Andy Flower was in full bloom once again at the Feroz Shah Kotla as he exposed the limitations of the Indian attack. His innings ensured that Zimbabwe in all probability will not lose the Test unless they bat very badly in the second essay.
Andy Flower has been the backbone of the Zimbabwe batting line up for years and he is one of the best batsmen in world cricket today. His marathon effort was described in contradictory fashion. While Ganguly, the Indian captain rated Flower's innings as one of the best he has seen, the modest wicket-keeper batsman felt that his effort was `ugly' though it served the purpose of his team.
Srinath dismissed Heath Streak of the very first ball on the second day but the lack of penetration of the Indian bowlers was evident as Andy Flower really rubbed it in with great efficiency. He rallied well with the latter half of the Zimbabwe batsmen and he frustrated the Indians to such extent that Ganguly was left kicking the ground with uncontrollable ire. The fielding of the Indian side was not exceptional and the dropped catches proved to be very expensive. As the Zimbabwe innings was stretched beyond tea on the second day, the Indian captain might have wondered about his decision of playing only bowlers. With him not really even seriously acknowledging the existence of Kartik Murali, he virtually is relying on only three frontline bowlers to do the job.
It is beyond comprehension as to why Sharandeep Singh, the off-spinner was not played when one considers that the main batsmen for Zimbabwe, Campbell and Andy Flower are left handers. Even if that logic is not taken cognizance of, the obvious lack of confidence in Kartik Murali must have urged the skipper to include the off-spinner. In the end the Zimbabweans put up a total which was highly competitive. Henry Olonga, the fast bowler must have noted the second day of the Test match in his diary to show his grandchildren as he played the longest innings in his career so far.
The Indian batsmen had a task on their hands and they had to bat well in order to stay in the match. Ramesh was out-thought by the Zimbabwean skipper Heath Streak when he trapped him leg before the wicket. Ramesh has the tendency to play across the line at times early in his innings and that little weakness was exploited by Streak.
Shiv Sunder Das, the little opener from Orissa, showed that he has the temperament and the technique to play at the highest level as he notched up a sensible half century. He may well be the answer for the problem India has had with regard to an opening batsman.

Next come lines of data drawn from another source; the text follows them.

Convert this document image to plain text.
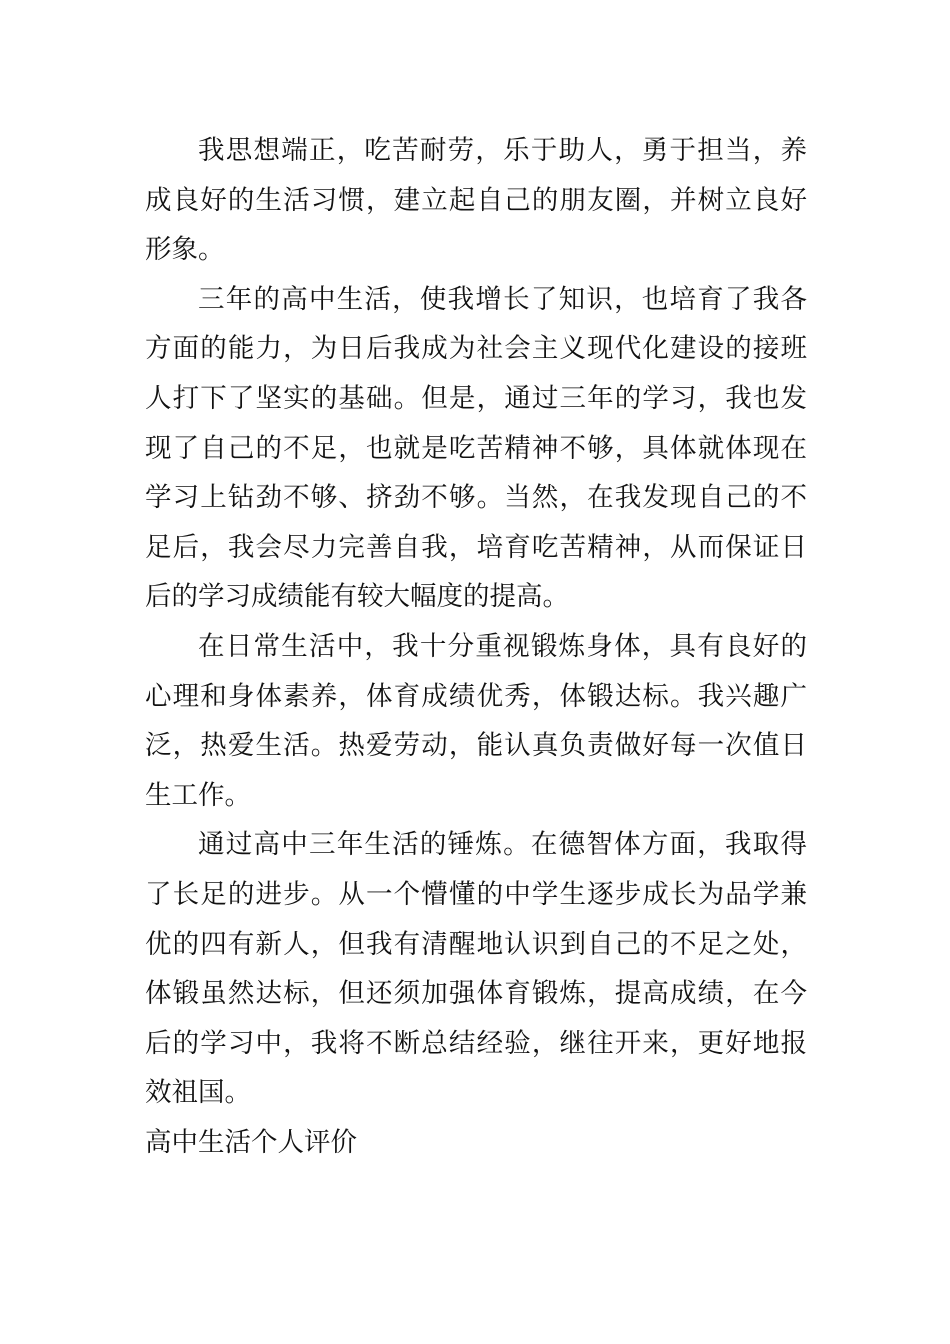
我思想端正，吃苦耐劳，乐于助人，勇于担当，养成良好的生活习惯，建立起自己的朋友圈，并树立良好形象。

三年的高中生活，使我增长了知识，也培育了我各方面的能力，为日后我成为社会主义现代化建设的接班人打下了坚实的基础。但是，通过三年的学习，我也发现了自己的不足，也就是吃苦精神不够，具体就体现在学习上钻劲不够、挤劲不够。当然，在我发现自己的不足后，我会尽力完善自我，培育吃苦精神，从而保证日后的学习成绩能有较大幅度的提高。

在日常生活中，我十分重视锻炼身体，具有良好的心理和身体素养，体育成绩优秀，体锻达标。我兴趣广泛，热爱生活。热爱劳动，能认真负责做好每一次值日生工作。

通过高中三年生活的锤炼。在德智体方面，我取得了长足的进步。从一个懵懂的中学生逐步成长为品学兼优的四有新人，但我有清醒地认识到自己的不足之处，体锻虽然达标，但还须加强体育锻炼，提高成绩，在今后的学习中，我将不断总结经验，继往开来，更好地报效祖国。

高中生活个人评价
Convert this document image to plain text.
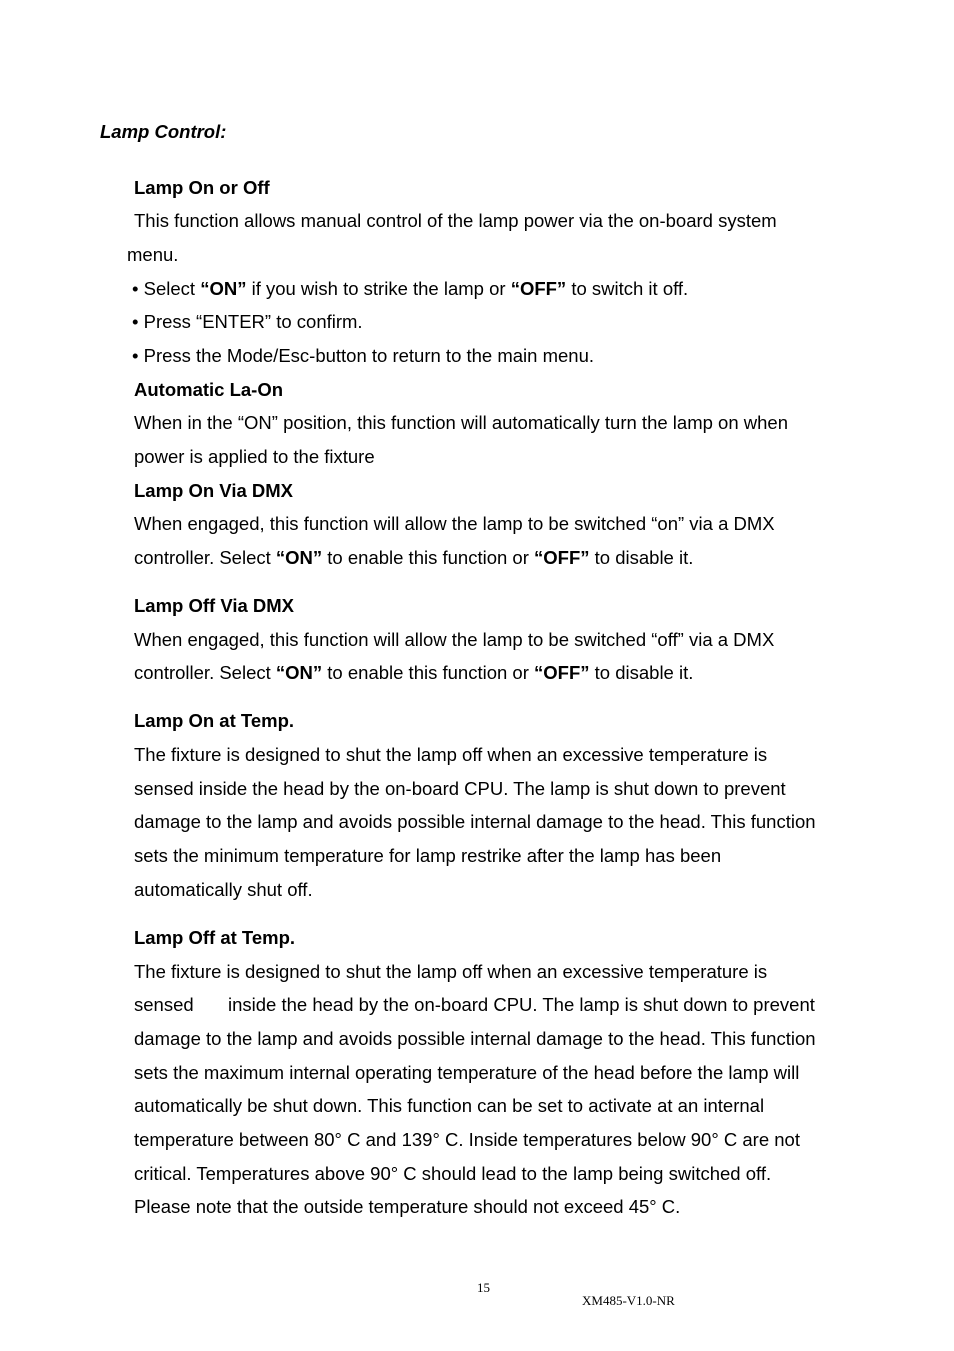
Lamp Control:
Lamp On or Off
This function allows manual control of the lamp power via the on-board system
menu.
• Select “ON” if you wish to strike the lamp or “OFF” to switch it off.
• Press “ENTER” to confirm.
• Press the Mode/Esc-button to return to the main menu.
Automatic La-On
When in the “ON” position, this function will automatically turn the lamp on when
power is applied to the fixture
Lamp On Via DMX
When engaged, this function will allow the lamp to be switched “on” via a DMX
controller. Select “ON” to enable this function or “OFF” to disable it.
Lamp Off Via DMX
When engaged, this function will allow the lamp to be switched “off” via a DMX
controller. Select “ON” to enable this function or “OFF” to disable it.
Lamp On at Temp.
The fixture is designed to shut the lamp off when an excessive temperature is
sensed inside the head by the on-board CPU. The lamp is shut down to prevent
damage to the lamp and avoids possible internal damage to the head. This function
sets the minimum temperature for lamp restrike after the lamp has been
automatically shut off.
Lamp Off at Temp.
The fixture is designed to shut the lamp off when an excessive temperature is
sensed inside the head by the on-board CPU. The lamp is shut down to prevent
damage to the lamp and avoids possible internal damage to the head. This function
sets the maximum internal operating temperature of the head before the lamp will
automatically be shut down. This function can be set to activate at an internal
temperature between 80° C and 139° C. Inside temperatures below 90° C are not
critical. Temperatures above 90° C should lead to the lamp being switched off.
Please note that the outside temperature should not exceed 45° C.
15
XM485-V1.0-NR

Dravid and Tendulkar put up a record partnership and they both batted in a contrasting manner. Dravid played shots immediately on arrival at the crease while Tendulkar looked very determined to play a long innings. They found strokeplay difficult once the ball got older and the second new ball, taken towards the fag end of the third day, would have welcomed by the duo. A lot depends on these two if India are to make a match of it on the fourth day. It also remains to be seen if the Indians adopt positive tactics and try achieve a victory.

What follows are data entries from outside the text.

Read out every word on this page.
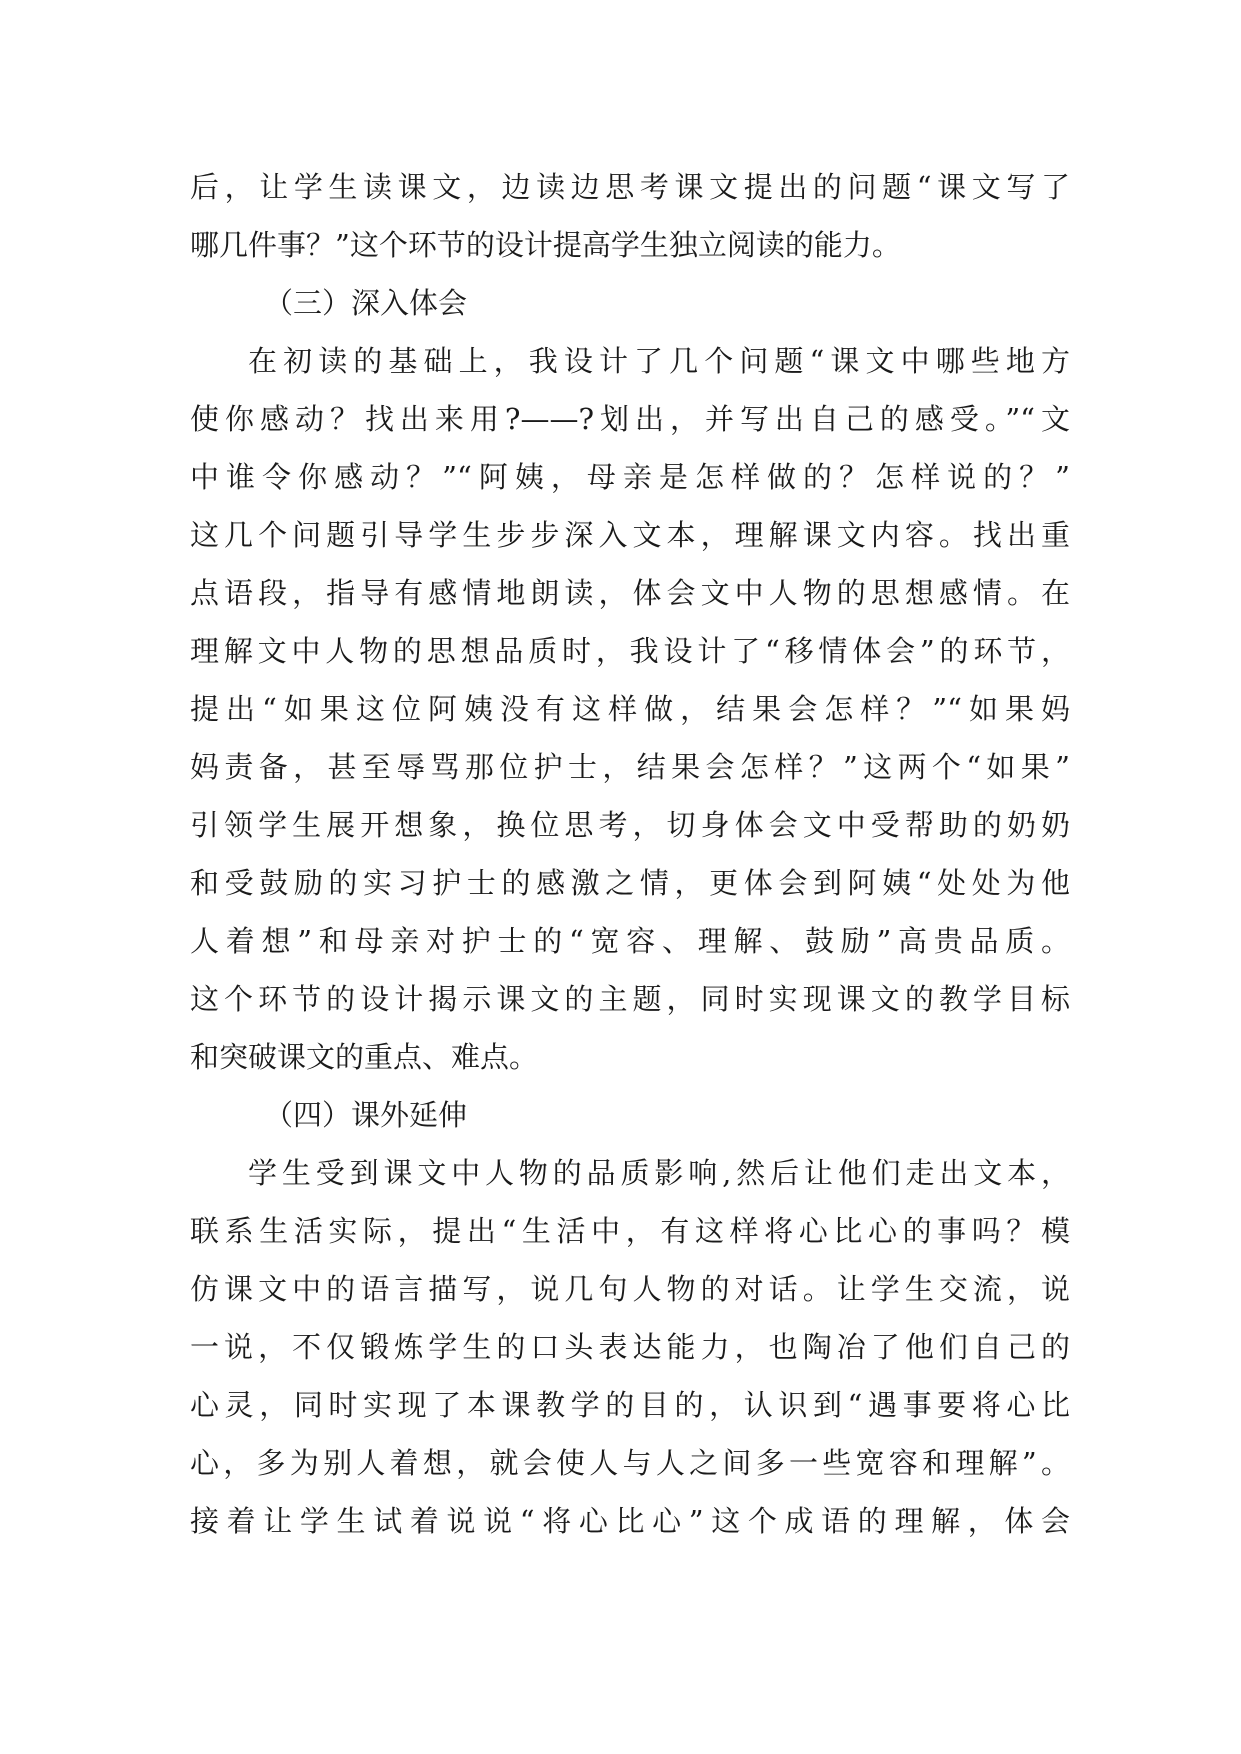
后，让学生读课文，边读边思考课文提出的问题“课文写了
哪几件事？”这个环节的设计提高学生独立阅读的能力。
（三）深入体会
在初读的基础上，我设计了几个问题“课文中哪些地方
使你感动？找出来用?——?划出，并写出自己的感受。”“文
中谁令你感动？”“阿姨，母亲是怎样做的？怎样说的？”
这几个问题引导学生步步深入文本，理解课文内容。找出重
点语段，指导有感情地朗读，体会文中人物的思想感情。在
理解文中人物的思想品质时，我设计了“移情体会”的环节，
提出“如果这位阿姨没有这样做，结果会怎样？”“如果妈
妈责备，甚至辱骂那位护士，结果会怎样？”这两个“如果”
引领学生展开想象，换位思考，切身体会文中受帮助的奶奶
和受鼓励的实习护士的感激之情，更体会到阿姨“处处为他
人着想”和母亲对护士的“宽容、理解、鼓励”高贵品质。
这个环节的设计揭示课文的主题，同时实现课文的教学目标
和突破课文的重点、难点。
（四）课外延伸
学生受到课文中人物的品质影响,然后让他们走出文本，
联系生活实际，提出“生活中，有这样将心比心的事吗？模
仿课文中的语言描写，说几句人物的对话。让学生交流，说
一说，不仅锻炼学生的口头表达能力，也陶冶了他们自己的
心灵，同时实现了本课教学的目的，认识到“遇事要将心比
心，多为别人着想，就会使人与人之间多一些宽容和理解”。
接着让学生试着说说“将心比心”这个成语的理解，体会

The onus is on the home team because the Indians are expected to win at home and the visiting side has a moderate record in Test cricket. Ganguly has shown that he would like to be the boss on the field but he has to be absolutely positive for his colleagues to follow. The Zimbabwe bowling attack is inexperienced with the exception of Streak and the Indians will be subjected to criticism if they don't hustle in the last two days of the Test match. A victory may not be achieved but the effort has to be made which of course is not asking for the moon.